“If you mean the brandy bottle,” said Henry, growing more and more excited, “have I not sworn to quit it, and is it for you to goad me on to madness, until I break that vow?”
“Forgive me if I have been too harsh,” said Jenny, taking Henry’s hand. “You are my brother, and Mary my dearest friend, and when I say I would not see her wedded to you, ’tis not because I love you less, but her the more. You are wholly unlike, and would not be happy together. But oh, if her love would win you back to virtue, I would almost beg her, on my bended knees, not to turn away from you.”
“And I tell you her love can win me back, when nothing else in the kingdom will,” said Henry, snatching up the note and hurrying away.
For a time after he left the room, Jenny sat in a kind of stupefied maze. That Mary would refuse her brother, she was certain, and she trembled for the effect that refusal would produce upon him. Other thoughts, too, crowded upon the young girl’s mind, and made her tears flow fast. Henry had hinted of something which he could tell her if he would, and her heart too well foreboded what that something was. The heavy sound of her father’s footsteps, which sometimes kept her awake the livelong night, his pale haggard face in the morning, and her mother’s nervous, anxious manner, told her that ruin was hanging over them.
In the midst of her reverie, Henry returned. He had delivered the letter, and now, restless and unquiet, he sat down to await its answer. It came at last,—his rejection, yet couched in language so kind and conciliatory, that he could not feel angry. Twice,—three times he read it over, hoping to find some intimation that possibly she might relent; but no, it was firm and decided, and while she thanked him for the honor he conferred upon her, she respectfully declined accepting it, assuring him that his secret should be kept inviolate.
“There’s some comfort in that,” thought he, “for I wouldn’t like to have it known that I had been refused by a poor unknown girl,” and then, as the conviction came over him that she would never he his, he laid his head upon the table, and wept such tears as a spoiled child might weep when refused a toy, too costly and delicate to be trusted in its rude grasp.

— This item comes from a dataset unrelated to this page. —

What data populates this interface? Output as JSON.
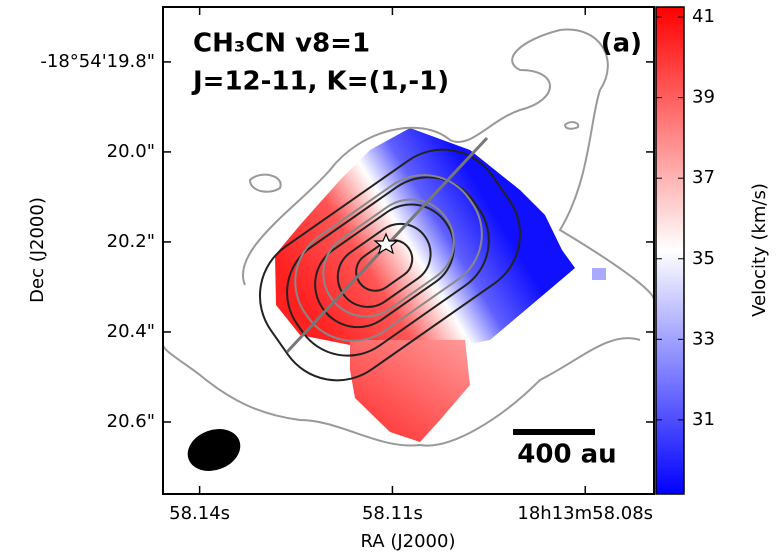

Erelong, there was another knock at the door, and, hastily wiping away all traces of his emotion, Henry admitted his father, who had come to talk of their future prospects, which were even worse than he had feared. But he did not reproach his wayward son, nor hint that his reckless extravagance had hastened the calamity which otherwise might possibly have been avoided. Calmly he stated the extent to which they were involved, adding that though an entire failure might be prevented a short time, it would come at last; and that an honorable payment of his debts would leave them beggars.
“For myself I do not care,” said the wretched man, pressing hard his aching temples, where the gray hairs had thickened within a few short weeks. “For myself I do not care but for my wife and children,—for Rose, and that she must miss her accustomed comforts, is the keenest pang of all.”